Arnold Schwarzenegger

Hollywood legend Arnold Schwarzenegger has gone from being the "Terminator" to the "Innovator", France's Foreign Minister Laurent Fabius said Saturday, praising him for his work to prevent climate change.
The actor turned politician was presiding over a climate change conference of the world's regions in Paris on Friday and Saturday in the run-up to a crunch global summit on the problem in the city in 2015.
The two-time governor of California -- who introduced the first cap on greenhouse gas emissions in the US -- founded the R20 Regions of Climate Action as an environmental counterweight to the G20 in 2010, to push for a sustainable low carbon economy.
"We know him as the Terminator but it is pretty rare that a Terminator can be at the same time an innovator and a 'visionator'," Fabius said after meeting the actor, whose most famous role was as "The Terminator" in the 1984 action film of the same name.

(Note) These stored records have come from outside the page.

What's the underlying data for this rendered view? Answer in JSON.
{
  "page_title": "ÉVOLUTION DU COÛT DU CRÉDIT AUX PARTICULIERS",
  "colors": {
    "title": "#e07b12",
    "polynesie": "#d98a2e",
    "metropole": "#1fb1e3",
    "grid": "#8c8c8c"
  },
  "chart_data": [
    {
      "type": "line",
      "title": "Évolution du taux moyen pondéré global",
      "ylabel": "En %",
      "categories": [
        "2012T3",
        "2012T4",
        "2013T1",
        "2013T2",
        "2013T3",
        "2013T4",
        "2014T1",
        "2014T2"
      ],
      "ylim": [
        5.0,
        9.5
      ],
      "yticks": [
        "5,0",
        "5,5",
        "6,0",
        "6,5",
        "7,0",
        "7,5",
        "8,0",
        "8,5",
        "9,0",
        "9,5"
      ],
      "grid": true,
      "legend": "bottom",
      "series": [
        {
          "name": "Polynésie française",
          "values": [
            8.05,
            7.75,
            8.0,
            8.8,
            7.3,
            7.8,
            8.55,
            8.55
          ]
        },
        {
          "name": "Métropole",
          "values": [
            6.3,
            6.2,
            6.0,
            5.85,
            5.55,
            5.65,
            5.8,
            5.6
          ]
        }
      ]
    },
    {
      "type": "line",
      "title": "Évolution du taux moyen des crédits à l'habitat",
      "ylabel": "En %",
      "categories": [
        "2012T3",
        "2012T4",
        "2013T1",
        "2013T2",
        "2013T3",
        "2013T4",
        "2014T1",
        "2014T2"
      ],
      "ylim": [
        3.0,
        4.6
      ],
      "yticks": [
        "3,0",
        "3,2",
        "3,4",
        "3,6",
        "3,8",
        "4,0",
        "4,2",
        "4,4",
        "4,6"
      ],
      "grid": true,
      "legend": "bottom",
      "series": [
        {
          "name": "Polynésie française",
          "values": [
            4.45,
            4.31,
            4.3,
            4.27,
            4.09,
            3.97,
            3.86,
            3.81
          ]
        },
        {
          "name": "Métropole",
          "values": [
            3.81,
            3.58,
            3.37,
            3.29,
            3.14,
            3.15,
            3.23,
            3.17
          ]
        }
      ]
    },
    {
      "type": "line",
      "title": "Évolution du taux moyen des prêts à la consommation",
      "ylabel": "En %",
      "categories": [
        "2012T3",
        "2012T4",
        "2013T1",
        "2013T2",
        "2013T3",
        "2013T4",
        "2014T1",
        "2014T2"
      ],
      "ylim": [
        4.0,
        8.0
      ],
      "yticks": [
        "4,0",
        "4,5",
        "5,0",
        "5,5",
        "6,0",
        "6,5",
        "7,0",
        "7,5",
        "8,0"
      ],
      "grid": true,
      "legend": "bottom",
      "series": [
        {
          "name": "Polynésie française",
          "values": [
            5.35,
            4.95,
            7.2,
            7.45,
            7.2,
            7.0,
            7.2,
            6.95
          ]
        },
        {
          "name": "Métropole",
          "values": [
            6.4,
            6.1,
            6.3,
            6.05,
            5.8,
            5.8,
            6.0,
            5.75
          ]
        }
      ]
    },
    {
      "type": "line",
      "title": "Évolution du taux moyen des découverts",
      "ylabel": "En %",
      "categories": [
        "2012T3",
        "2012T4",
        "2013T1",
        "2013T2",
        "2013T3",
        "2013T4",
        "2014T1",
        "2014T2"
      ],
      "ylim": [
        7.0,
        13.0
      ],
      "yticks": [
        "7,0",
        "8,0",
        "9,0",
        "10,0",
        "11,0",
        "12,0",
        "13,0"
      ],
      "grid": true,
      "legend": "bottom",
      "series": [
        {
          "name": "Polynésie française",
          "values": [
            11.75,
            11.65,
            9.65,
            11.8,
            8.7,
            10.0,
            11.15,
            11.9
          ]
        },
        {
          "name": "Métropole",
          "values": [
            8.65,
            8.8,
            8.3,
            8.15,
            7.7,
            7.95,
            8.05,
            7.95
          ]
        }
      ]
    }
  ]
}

Schwarzenegger met French President Francois Hollande on Friday and discussed next year's Paris summit of world leaders which aims to limit global warming.
"Climate change is not science fiction... it's the challenge of our times," Schwarzenegger said afterwards.
He insisted that given the progress made on energy efficiency in California, it was not a question of "chosing between the economy and ecology".
He said that as governor of the state he had to "fight a very big battle" against lobbies of every kind as well as climate change sceptics.
To "do nothing will cost us" and "we cannot wait on the state or an international agreement to act," he added.
A "Declaration of Paris" was to be signed by the regions taking part in the conference Saturday, pledging them to join the fight against global warming. Schwarzenegger hopes to persuade 1,000 regions to sign up by the time of next year's summit.
Aid for poorer countries most affected by climate change has become a thorny issue in negotiations. According to Fabius, the international fund set up to help them so far only contains $2.3 billion (1.8 billion euros), almost all of it given by France and Germany, when "between $10 and $15 billion is needed by the end of the year", he said.